A utility for converting UTF-8 character codes to hex strings

About Unicoder

Unicoder is a utility for converting UTF-8 character codes, such as U+0024 ($) or U+20AC (€), into sequences of bytes presented as hexadecimal strings.

Unicoder’s output is in the form of Squirrel string assignments that are ready to be cut and pasted into Squirrel code. For example:

$ ./unicoder.py U+20AC U+24 U+0939 U+0025 U+10348

local unicodeString="\xE2\x82\xAC";
local unicodeString="\x24";
local unicodeString="\xE0\xA4\xB9";
local unicodeString="\x25";
local unicodeString="\xF0\x90\x8D\x88";

As you can see from the example above, just call the script with one or more UTF-8 codes separated by spaces.

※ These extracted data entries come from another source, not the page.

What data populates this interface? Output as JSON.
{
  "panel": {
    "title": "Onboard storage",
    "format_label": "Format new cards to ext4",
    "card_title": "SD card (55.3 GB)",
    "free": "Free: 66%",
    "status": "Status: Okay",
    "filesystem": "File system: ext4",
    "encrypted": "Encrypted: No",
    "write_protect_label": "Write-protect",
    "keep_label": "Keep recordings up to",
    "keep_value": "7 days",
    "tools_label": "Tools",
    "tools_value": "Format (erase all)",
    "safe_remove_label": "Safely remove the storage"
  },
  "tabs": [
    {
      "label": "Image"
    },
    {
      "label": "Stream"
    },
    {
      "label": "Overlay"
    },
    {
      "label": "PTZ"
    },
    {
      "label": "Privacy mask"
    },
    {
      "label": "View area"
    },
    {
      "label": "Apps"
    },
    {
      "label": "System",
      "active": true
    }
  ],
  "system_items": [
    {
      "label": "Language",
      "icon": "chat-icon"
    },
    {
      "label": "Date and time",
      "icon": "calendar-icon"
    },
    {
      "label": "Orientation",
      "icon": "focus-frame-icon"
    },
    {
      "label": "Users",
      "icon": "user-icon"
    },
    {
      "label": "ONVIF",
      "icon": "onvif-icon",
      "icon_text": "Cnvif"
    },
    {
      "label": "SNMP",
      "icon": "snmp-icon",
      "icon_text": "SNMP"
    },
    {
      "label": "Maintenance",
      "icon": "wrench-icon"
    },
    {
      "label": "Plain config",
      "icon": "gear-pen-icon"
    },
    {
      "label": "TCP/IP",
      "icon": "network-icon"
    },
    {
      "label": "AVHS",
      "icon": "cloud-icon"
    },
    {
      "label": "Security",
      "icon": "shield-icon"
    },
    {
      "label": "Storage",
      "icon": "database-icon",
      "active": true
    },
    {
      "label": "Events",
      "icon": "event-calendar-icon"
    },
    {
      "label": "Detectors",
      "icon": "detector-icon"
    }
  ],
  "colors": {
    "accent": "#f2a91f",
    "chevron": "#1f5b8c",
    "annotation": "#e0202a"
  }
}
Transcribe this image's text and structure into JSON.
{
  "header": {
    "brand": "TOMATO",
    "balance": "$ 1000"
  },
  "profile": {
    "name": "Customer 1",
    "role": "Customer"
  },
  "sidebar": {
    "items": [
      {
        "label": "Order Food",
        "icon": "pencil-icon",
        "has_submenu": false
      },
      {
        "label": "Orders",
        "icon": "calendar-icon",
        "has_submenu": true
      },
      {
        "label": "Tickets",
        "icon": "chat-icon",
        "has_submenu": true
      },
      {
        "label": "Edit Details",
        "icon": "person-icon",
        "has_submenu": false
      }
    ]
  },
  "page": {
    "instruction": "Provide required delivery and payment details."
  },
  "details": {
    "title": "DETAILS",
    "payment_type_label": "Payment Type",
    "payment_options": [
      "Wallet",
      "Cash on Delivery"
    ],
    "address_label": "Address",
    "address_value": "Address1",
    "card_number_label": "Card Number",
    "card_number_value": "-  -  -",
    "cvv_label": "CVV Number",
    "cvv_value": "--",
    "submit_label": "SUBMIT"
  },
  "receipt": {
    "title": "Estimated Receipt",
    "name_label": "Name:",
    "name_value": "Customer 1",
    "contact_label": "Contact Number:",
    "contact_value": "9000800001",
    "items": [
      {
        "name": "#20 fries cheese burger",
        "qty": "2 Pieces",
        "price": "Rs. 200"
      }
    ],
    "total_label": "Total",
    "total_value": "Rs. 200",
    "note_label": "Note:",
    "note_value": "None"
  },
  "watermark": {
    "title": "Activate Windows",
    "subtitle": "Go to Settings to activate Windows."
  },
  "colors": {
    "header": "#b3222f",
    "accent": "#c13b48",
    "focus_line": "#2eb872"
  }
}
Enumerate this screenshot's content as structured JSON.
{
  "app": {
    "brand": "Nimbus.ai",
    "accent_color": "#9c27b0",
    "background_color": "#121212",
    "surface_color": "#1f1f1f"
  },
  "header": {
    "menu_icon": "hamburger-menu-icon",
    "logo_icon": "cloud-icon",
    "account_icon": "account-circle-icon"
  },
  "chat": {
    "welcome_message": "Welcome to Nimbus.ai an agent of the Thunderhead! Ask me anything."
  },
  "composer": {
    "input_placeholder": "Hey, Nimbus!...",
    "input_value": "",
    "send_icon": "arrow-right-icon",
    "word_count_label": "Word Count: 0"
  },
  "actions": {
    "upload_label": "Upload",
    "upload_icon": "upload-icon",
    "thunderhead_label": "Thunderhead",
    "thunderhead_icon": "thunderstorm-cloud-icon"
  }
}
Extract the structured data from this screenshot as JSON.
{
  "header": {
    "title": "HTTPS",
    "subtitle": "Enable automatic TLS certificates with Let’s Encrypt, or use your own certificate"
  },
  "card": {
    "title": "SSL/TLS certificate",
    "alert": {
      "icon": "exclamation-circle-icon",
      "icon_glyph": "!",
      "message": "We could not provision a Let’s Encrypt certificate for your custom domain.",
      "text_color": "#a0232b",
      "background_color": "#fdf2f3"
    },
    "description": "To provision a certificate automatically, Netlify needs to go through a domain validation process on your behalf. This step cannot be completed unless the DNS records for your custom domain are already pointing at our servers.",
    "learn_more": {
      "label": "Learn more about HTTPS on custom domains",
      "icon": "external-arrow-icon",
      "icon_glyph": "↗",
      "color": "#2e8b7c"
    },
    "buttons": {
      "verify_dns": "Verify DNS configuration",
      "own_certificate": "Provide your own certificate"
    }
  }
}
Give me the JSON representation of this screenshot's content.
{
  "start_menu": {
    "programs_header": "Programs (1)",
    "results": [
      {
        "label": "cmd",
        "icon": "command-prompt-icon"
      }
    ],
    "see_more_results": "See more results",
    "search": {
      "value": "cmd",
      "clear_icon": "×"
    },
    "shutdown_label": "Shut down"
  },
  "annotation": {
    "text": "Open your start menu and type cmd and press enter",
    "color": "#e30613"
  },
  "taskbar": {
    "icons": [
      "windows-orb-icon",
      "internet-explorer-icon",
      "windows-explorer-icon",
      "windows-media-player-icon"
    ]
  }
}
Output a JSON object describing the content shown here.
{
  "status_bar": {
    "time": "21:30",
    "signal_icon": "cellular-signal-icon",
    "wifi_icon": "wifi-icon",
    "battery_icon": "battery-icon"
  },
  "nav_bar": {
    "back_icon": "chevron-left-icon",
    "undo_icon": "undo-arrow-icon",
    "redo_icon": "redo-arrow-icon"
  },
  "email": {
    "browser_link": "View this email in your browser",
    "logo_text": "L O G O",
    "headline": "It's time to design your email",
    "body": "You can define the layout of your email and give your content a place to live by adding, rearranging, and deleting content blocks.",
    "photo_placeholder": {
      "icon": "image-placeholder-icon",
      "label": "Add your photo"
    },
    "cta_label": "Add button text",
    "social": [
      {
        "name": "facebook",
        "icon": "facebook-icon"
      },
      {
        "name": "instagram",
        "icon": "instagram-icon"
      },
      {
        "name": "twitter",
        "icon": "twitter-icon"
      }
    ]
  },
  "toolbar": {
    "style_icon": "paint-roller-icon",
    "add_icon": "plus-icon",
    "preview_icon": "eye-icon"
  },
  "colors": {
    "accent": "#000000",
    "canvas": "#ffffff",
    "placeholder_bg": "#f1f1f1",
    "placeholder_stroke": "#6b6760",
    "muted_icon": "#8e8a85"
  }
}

If you don’t require Squirrel-oriented output, used the -j / --justhex switch:

/Users/smitty > ./unicoder.py -j U+20AC U+24 U+0939 U+0025 U+10348


Note Unicode contains more than 137,000 characters so at this time there is no way to derive a hex string from a character, only that character’s UTF-8 code.

Source Code

You can view Unicoder’s source code at GitHub.

Release Notes

  • 1.0.1 12 June 2019
    • Add -j / --justhex option for hex-only output.
    • Help text cleaned up.
  • 1.0.0 5 June 2019
    • Initial release.